I echo your heart and your prayers each and every night for my little one!! Hoping that the man that my E will one day ultimately entrust her heart to will have a praying mama like you...which, speaking of that...3 1/2 years really isn't all that far apart...we could certainly work something out... :)

HW said...

In our experience, this has been more of a challenge as we raise our daughter - guarding her heart against abandonment and disappointment - because girls seem to get it from both sides. They get it from their "friends" who are girls and they get it from young love as they start becoming interested in boys.
Many times my daughter's heart has been broken by other girls and many times I have encouraged her to forgive and simply look at the other girl and love her.
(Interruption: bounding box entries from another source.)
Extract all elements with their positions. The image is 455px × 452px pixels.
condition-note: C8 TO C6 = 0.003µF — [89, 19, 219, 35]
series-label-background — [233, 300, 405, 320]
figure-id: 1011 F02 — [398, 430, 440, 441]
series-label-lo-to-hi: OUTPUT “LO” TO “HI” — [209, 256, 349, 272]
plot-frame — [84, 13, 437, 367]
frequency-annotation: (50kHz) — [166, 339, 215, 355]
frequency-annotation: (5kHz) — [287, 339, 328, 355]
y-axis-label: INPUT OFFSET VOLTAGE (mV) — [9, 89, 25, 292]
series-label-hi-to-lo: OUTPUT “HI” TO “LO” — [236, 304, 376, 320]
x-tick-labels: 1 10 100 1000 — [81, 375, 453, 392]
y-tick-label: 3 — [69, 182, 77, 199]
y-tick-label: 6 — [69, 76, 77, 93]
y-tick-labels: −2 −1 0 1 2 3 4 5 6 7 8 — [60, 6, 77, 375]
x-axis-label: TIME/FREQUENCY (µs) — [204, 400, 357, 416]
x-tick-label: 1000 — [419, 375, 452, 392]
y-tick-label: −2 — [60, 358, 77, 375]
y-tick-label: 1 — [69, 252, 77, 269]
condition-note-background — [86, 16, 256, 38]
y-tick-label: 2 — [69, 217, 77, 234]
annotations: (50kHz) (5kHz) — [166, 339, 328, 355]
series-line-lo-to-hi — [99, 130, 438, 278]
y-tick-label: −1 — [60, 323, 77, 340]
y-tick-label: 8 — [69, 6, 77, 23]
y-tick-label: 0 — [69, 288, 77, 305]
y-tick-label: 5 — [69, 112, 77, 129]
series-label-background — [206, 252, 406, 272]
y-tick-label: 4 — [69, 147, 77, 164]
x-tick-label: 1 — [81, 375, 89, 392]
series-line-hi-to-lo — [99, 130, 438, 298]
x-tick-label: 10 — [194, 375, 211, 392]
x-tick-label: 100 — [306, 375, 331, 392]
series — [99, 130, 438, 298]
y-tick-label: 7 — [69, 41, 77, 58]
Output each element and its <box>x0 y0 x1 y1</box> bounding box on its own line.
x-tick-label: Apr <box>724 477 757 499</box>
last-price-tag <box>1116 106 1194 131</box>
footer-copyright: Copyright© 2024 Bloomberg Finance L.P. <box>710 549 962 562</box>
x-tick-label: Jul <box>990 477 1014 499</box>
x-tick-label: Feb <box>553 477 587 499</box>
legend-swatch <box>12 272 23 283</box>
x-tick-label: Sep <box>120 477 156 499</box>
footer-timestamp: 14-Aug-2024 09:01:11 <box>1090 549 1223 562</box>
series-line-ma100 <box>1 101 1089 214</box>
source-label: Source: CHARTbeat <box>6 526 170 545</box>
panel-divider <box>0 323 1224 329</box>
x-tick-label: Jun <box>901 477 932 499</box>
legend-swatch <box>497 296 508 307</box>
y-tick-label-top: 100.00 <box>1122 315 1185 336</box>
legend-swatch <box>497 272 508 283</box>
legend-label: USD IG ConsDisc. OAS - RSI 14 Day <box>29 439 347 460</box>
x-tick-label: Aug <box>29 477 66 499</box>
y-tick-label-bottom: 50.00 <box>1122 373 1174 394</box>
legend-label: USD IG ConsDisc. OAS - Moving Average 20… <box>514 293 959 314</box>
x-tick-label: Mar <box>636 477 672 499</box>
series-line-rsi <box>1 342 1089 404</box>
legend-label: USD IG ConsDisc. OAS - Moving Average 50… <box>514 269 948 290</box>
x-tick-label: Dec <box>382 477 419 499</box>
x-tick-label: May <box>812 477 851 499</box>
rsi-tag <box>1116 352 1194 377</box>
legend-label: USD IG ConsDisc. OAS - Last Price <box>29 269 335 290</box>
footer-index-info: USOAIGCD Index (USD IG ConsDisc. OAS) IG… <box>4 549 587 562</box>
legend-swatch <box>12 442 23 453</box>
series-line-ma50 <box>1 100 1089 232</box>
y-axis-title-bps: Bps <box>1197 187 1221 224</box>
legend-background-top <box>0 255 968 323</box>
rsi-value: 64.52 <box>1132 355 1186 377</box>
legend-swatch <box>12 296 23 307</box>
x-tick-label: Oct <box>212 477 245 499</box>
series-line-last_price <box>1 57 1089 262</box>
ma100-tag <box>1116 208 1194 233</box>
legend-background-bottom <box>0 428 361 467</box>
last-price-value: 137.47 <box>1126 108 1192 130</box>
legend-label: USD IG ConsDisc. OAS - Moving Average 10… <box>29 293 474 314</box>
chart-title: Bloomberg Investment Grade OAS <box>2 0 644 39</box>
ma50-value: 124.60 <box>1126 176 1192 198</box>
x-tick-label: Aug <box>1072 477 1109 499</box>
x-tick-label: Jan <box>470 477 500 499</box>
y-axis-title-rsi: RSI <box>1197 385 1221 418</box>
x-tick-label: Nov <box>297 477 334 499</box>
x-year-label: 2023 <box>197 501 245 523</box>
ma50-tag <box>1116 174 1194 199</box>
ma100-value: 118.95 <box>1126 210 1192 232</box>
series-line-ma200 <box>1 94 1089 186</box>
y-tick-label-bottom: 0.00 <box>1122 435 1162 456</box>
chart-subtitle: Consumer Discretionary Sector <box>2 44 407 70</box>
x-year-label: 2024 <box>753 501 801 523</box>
It is so much easier to put a band-aid on a skinned knee than to hold your daughter while her heart is breaking.

With boys, in our experience, it has been lots of reminders that this is somebody's sister, somebody'sdaughter, SOMEBODY'S precious creation. When all the other boys are popping bra straps and being crude he, as a young Christian male, is supposed to be different. He is supposed imagine the tears that will be shed when these girls get home to their mothers.
Please keep encouraging your sons as well as your daughter. I fear it is rare in our society to challenge our sons to remain pure of heart, body, and spirit.
Great post.

S said...

I was taught to pray in advance of the attack...and you know when you try to raise your kids in a Godly way, Satan will attack them. I think it's wise to pray for their future, in all ways. I do the same for G. I'm already praying for a Godly wife and children for him. Also for generational curses to cease before they touch his life.

Thanks again for the posts...you'll never know how much they mean to me!

annaelyse said...

one thing a girl i meet with (she's my age (28) but married and with a 2 year old daughter) told me is the best way to guard my heart is to control my daydreams. if that wasn't absolutely right on! I have always hated the term "guard your heart" because it was translated to me as to mean "don't hang out with boys, don't even think for one second they could be into you until they tell you they are, etc" all good things, but damaging to a girls heart as well. so as I've started guarding my daydreams its been SO much easier to not throw my heart to those not meant to care for it.

Alicia said...

I, too, already think about these things, and my daughter is only 17 months old. I think my focus has changed from wanting to spare her the hurt I felt to wanting to give her a solid foundation first. I didn't have that, and I know I would have been spared the hurt if I had. I also see how the Lord worked through my dispair and how that pain shaped the woman I am today. It's so hard because I want to prevent all hurt and suffering in my daughter, and yet I know it is impossible. And it even might be necessary for her.

As for boys, we don't have any boys yet (I'm pregnant now, so maybe soon), but my husband heard the greatest message that will stick with me always. He got his Masters from Dallas Theological Seminary. One of his professors advised fathers of boys to teach them to treat their girlfriends like they want their future wives to be treated. They are to respect her as the future wife to someone down the road. That was so powerful to both of us and will definitely be passed down to our sons (if we're ever blessed with boys).

Katy said...

It's so true, the foundations starts now. They have to learn to respect the ladies in their life now, sister & mom, so it will be a habit later in life. They don't just wake up at 16 and realize they need to respect a lady!

I work at lunch time at my kids school. You can see the children that aren't taught manners & you can see the kids that are taught manners.

It starts at home and it starts when they are tiny!

Arlene G said...

As a veteran mom...If I have one regret about my younger years is that I did not pray enough for my children and their futures. So keep Praying!